Toujours est-il que le gouvernement du socialiste José Luis ZAPATERO est confronté au plus important mouvement de contestation depuis son arrivée au pouvoir en mars 2004. Des centaines de milliers de personnes ont manifesté contre le projet de loi organique sur l’éducation, à Madrid, à l’appel des parents d’élèves catholiques et des responsables de l’enseignement privé. On annonce 407 000 personnes selon la préfecture, mais 1,5 million selon la région et 2 millions selon les organisateurs. Les représentants du parti populaire d’opposition étaient très présents, de même que les représentants de l’Eglise catholique, conférence épiscopale en tête.
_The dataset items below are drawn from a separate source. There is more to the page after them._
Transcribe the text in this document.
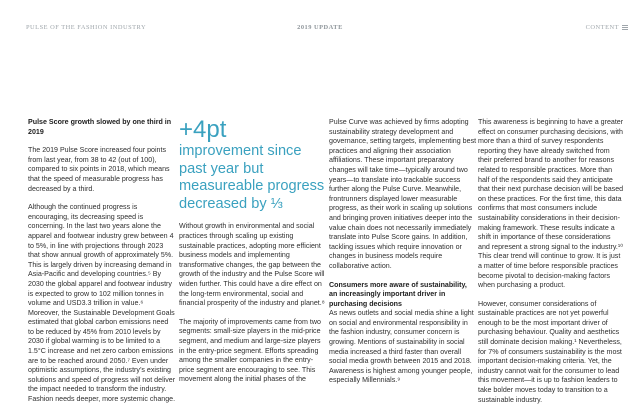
PULSE OF THE FASHION INDUSTRY	2019 UPDATE	CONTENT

Pulse Score growth slowed by one third in 2019

The 2019 Pulse Score increased four points from last year, from 38 to 42 (out of 100), compared to six points in 2018, which means that the speed of measurable progress has decreased by a third.

Although the continued progress is encouraging, its decreasing speed is concerning. In the last two years alone the apparel and footwear industry grew between 4 to 5%, in line with projections through 2023 that show annual growth of approximately 5%. This is largely driven by increasing demand in Asia-Pacific and developing countries.⁵ By 2030 the global apparel and footwear industry is expected to grow to 102 million tonnes in volume and USD3.3 trillion in value.⁶ Moreover, the Sustainable Development Goals estimated that global carbon emissions need to be reduced by 45% from 2010 levels by 2030 if global warming is to be limited to a 1.5°C increase and net zero carbon emissions are to be reached around 2050.⁷ Even under optimistic assumptions, the industry’s existing solutions and speed of progress will not deliver the impact needed to transform the industry. Fashion needs deeper, more systemic change.

+4pt
improvement since past year but measureable progress decreased by ⅓

Without growth in environmental and social practices through scaling up existing sustainable practices, adopting more efficient business models and implementing transformative changes, the gap between the growth of the industry and the Pulse Score will widen further. This could have a dire effect on the long-term environmental, social and financial prosperity of the industry and planet.⁸

The majority of improvements came from two segments: small-size players in the mid-price segment, and medium and large-size players in the entry-price segment. Efforts spreading among the smaller companies in the entry-price segment are encouraging to see. This movement along the initial phases of the

Pulse Curve was achieved by firms adopting sustainability strategy development and governance, setting targets, implementing best practices and aligning their association affiliations. These important preparatory changes will take time—typically around two years—to translate into trackable success further along the Pulse Curve. Meanwhile, frontrunners displayed lower measurable progress, as their work in scaling up solutions and bringing proven initiatives deeper into the value chain does not necessarily immediately translate into Pulse Score gains. In addition, tackling issues which require innovation or changes in business models require collaborative action.

Consumers more aware of sustainability, an increasingly important driver in purchasing decisions

As news outlets and social media shine a light on social and environmental responsibility in the fashion industry, consumer concern is growing. Mentions of sustainability in social media increased a third faster than overall social media growth between 2015 and 2018. Awareness is highest among younger people, especially Millennials.⁹

This awareness is beginning to have a greater effect on consumer purchasing decisions, with more than a third of survey respondents reporting they have already switched from their preferred brand to another for reasons related to responsible practices. More than half of the respondents said they anticipate that their next purchase decision will be based on these practices. For the first time, this data confirms that most consumers include sustainability considerations in their decision-making framework. These results indicate a shift in importance of these considerations and represent a strong signal to the industry.¹⁰ This clear trend will continue to grow. It is just a matter of time before responsible practices become pivotal to decision-making factors when purchasing a product.

However, consumer considerations of sustainable practices are not yet powerful enough to be the most important driver of purchasing behaviour. Quality and aesthetics still dominate decision making.¹ Nevertheless, for 7% of consumers sustainability is the most important decision-making criteria. Yet, the industry cannot wait for the consumer to lead this movement—it is up to fashion leaders to take bolder moves today to transition to a sustainable industry.
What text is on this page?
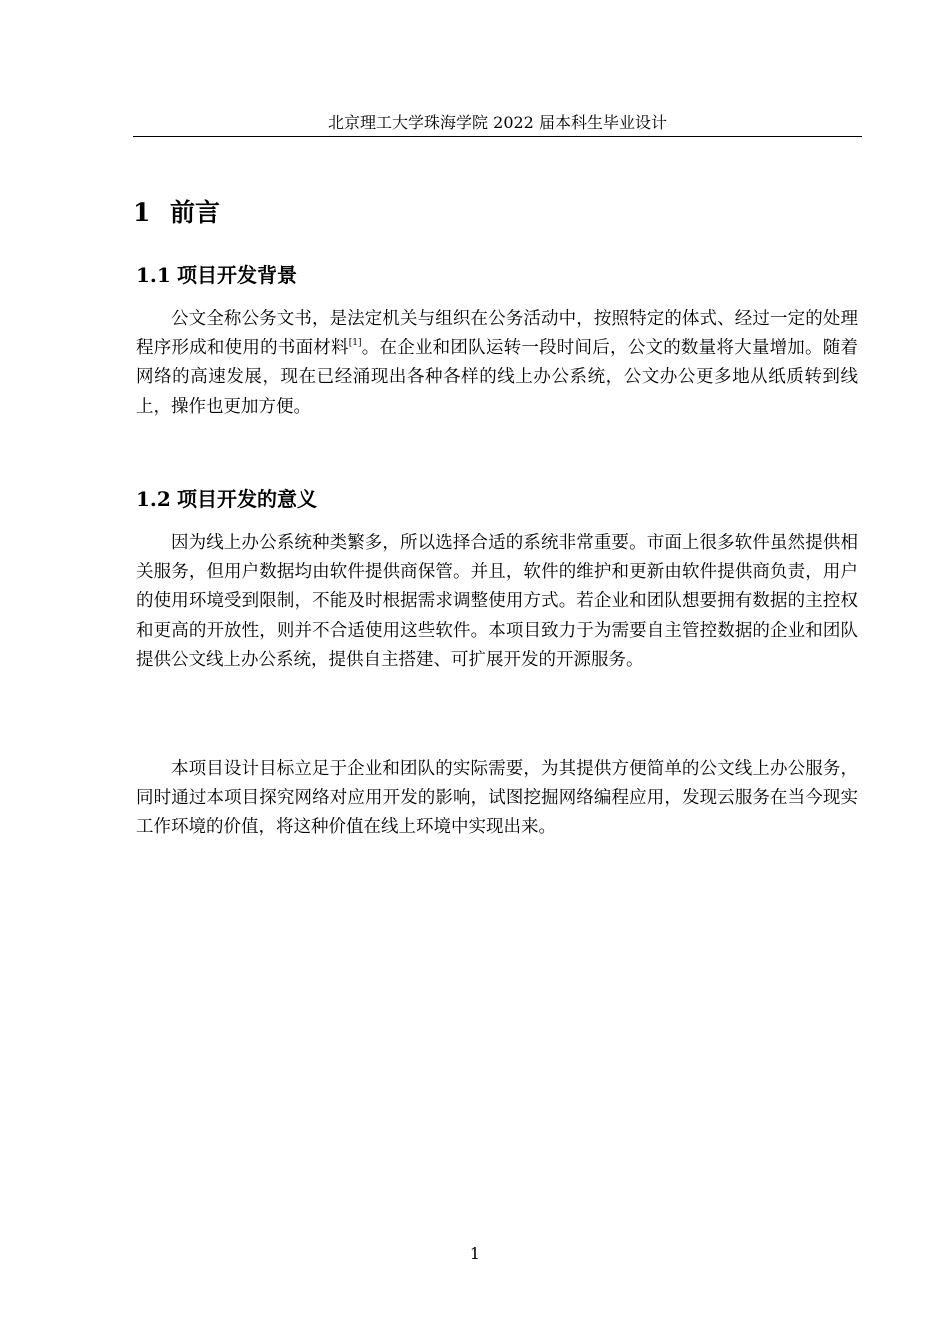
北京理工大学珠海学院 2022 届本科生毕业设计
1 前言
1.1 项目开发背景

公文全称公务文书，是法定机关与组织在公务活动中，按照特定的体式、经过一定的处理程序形成和使用的书面材料[1]。在企业和团队运转一段时间后，公文的数量将大量增加。随着网络的高速发展，现在已经涌现出各种各样的线上办公系统，公文办公更多地从纸质转到线上，操作也更加方便。

1.2 项目开发的意义

因为线上办公系统种类繁多，所以选择合适的系统非常重要。市面上很多软件虽然提供相关服务，但用户数据均由软件提供商保管。并且，软件的维护和更新由软件提供商负责，用户的使用环境受到限制，不能及时根据需求调整使用方式。若企业和团队想要拥有数据的主控权和更高的开放性，则并不合适使用这些软件。本项目致力于为需要自主管控数据的企业和团队提供公文线上办公系统，提供自主搭建、可扩展开发的开源服务。

本项目设计目标立足于企业和团队的实际需要，为其提供方便简单的公文线上办公服务，同时通过本项目探究网络对应用开发的影响，试图挖掘网络编程应用，发现云服务在当今现实工作环境的价值，将这种价值在线上环境中实现出来。

1
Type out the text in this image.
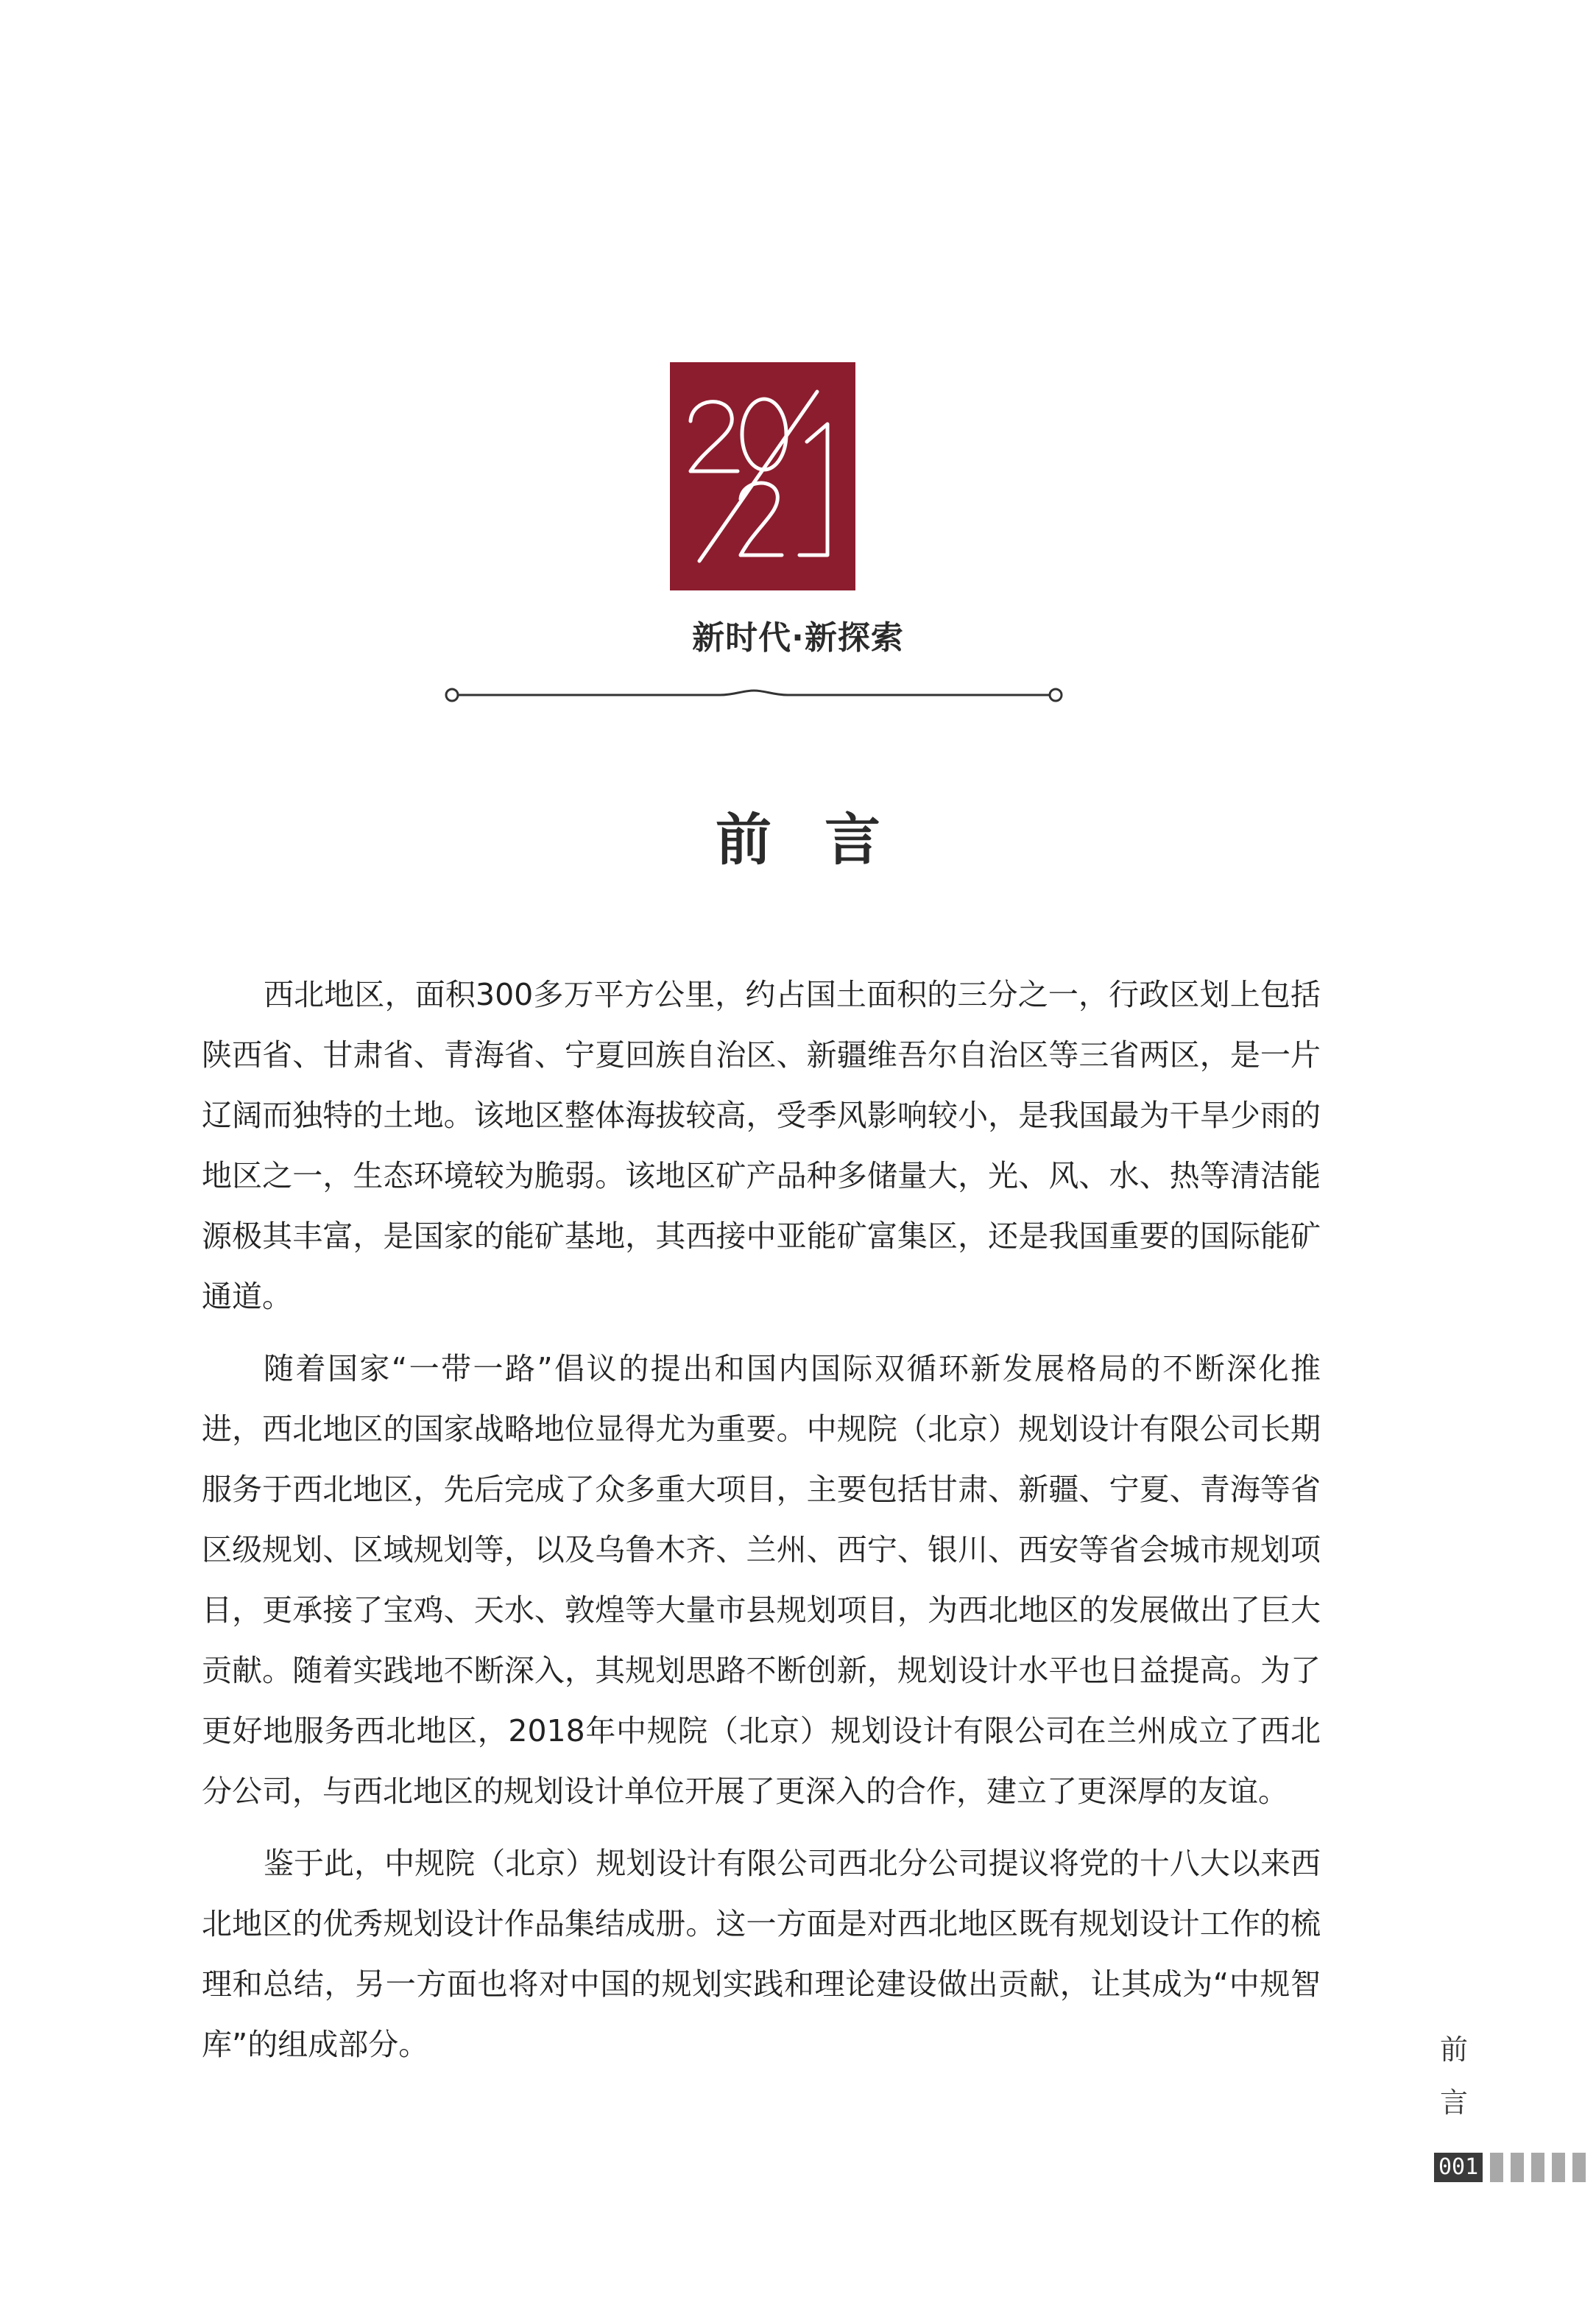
新时代·新探索
前 言

西北地区，面积300多万平方公里，约占国土面积的三分之一，行政区划上包括陕西省、甘肃省、青海省、宁夏回族自治区、新疆维吾尔自治区等三省两区，是一片辽阔而独特的土地。该地区整体海拔较高，受季风影响较小，是我国最为干旱少雨的地区之一，生态环境较为脆弱。该地区矿产品种多储量大，光、风、水、热等清洁能源极其丰富，是国家的能矿基地，其西接中亚能矿富集区，还是我国重要的国际能矿通道。

随着国家“一带一路”倡议的提出和国内国际双循环新发展格局的不断深化推进，西北地区的国家战略地位显得尤为重要。中规院（北京）规划设计有限公司长期服务于西北地区，先后完成了众多重大项目，主要包括甘肃、新疆、宁夏、青海等省区级规划、区域规划等，以及乌鲁木齐、兰州、西宁、银川、西安等省会城市规划项目，更承接了宝鸡、天水、敦煌等大量市县规划项目，为西北地区的发展做出了巨大贡献。随着实践地不断深入，其规划思路不断创新，规划设计水平也日益提高。为了更好地服务西北地区，2018年中规院（北京）规划设计有限公司在兰州成立了西北分公司，与西北地区的规划设计单位开展了更深入的合作，建立了更深厚的友谊。

鉴于此，中规院（北京）规划设计有限公司西北分公司提议将党的十八大以来西北地区的优秀规划设计作品集结成册。这一方面是对西北地区既有规划设计工作的梳理和总结，另一方面也将对中国的规划实践和理论建设做出贡献，让其成为“中规智库”的组成部分。	前
言
001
Certes, le projet ne remet pas en cause le financement public des écoles privées (sous contrat, pour rependre l’expression française, établissements « concertés » dit-on en Espagne). Mais il remet en cause le libre choix des élèves par les établissements. Le gouvernement veut, à travers des commissions de scolarisation, avoir un droit de regard sur la répartition entre le public et le privé des élèves « aux besoins spécifiques », en particulier issus de l’immigration. Ce qui remet en cause la liberté et l’autonomie des établissements, le libre choix des élèves étant fondamental.

En outre, se greffe sur ce débat l’enseignement de la religion, qui compte actuellement pour la notation et le passage dans une classe supérieure. Désormais il ne compterait plus, alors que l’opposition et l’Eglise veulent que la religion soit considérée comme une matière comme une autre. La qualité de l’enseignement est aussi en cause, car le passage dans une autre classe serait facilité.

La population est très mobilisée et, pour la première fois, un sondage donne le parti populaire vainqueur en cas d’élections législatives. Dix-huit mois auront suffit aux socialistes pour ruiner leur réputation en abordant des sujets sensibles. Le camp conservateur s’est remobilisé, après avoir été sonné par les élections précédentes. En outre, le rejet par l’opinion du projet de nouveau statut pour la Catalogne a été pour beaucoup dans le revirement de l’opinion. La présence de nombreux drapeaux espagnols dans le cortège le confirme.

Certes, les élections ne sont pas pour demain et rien n’est joué des années à l’avance. Mais les socialistes espagnols auraient du apprendre de leurs collègues français qu’il y a des sujets avec lesquels on ne joue pas,  qui constituent pour l’opinion une ligne jaune à ne pas franchir ; surtout quand un tiers des enfants espagnols sont inscrits dans l’école libre. Les droits des parents, le libre de choix de l’école, les questions religieuses touchent à la conscience de chacun. Ce sont des sujets sur lesquels on ferait bien de réfléchir avant d’envisager de s’y attaquer. C’est peut-être là la première erreur stratégique du gouvernement ZAPATERO.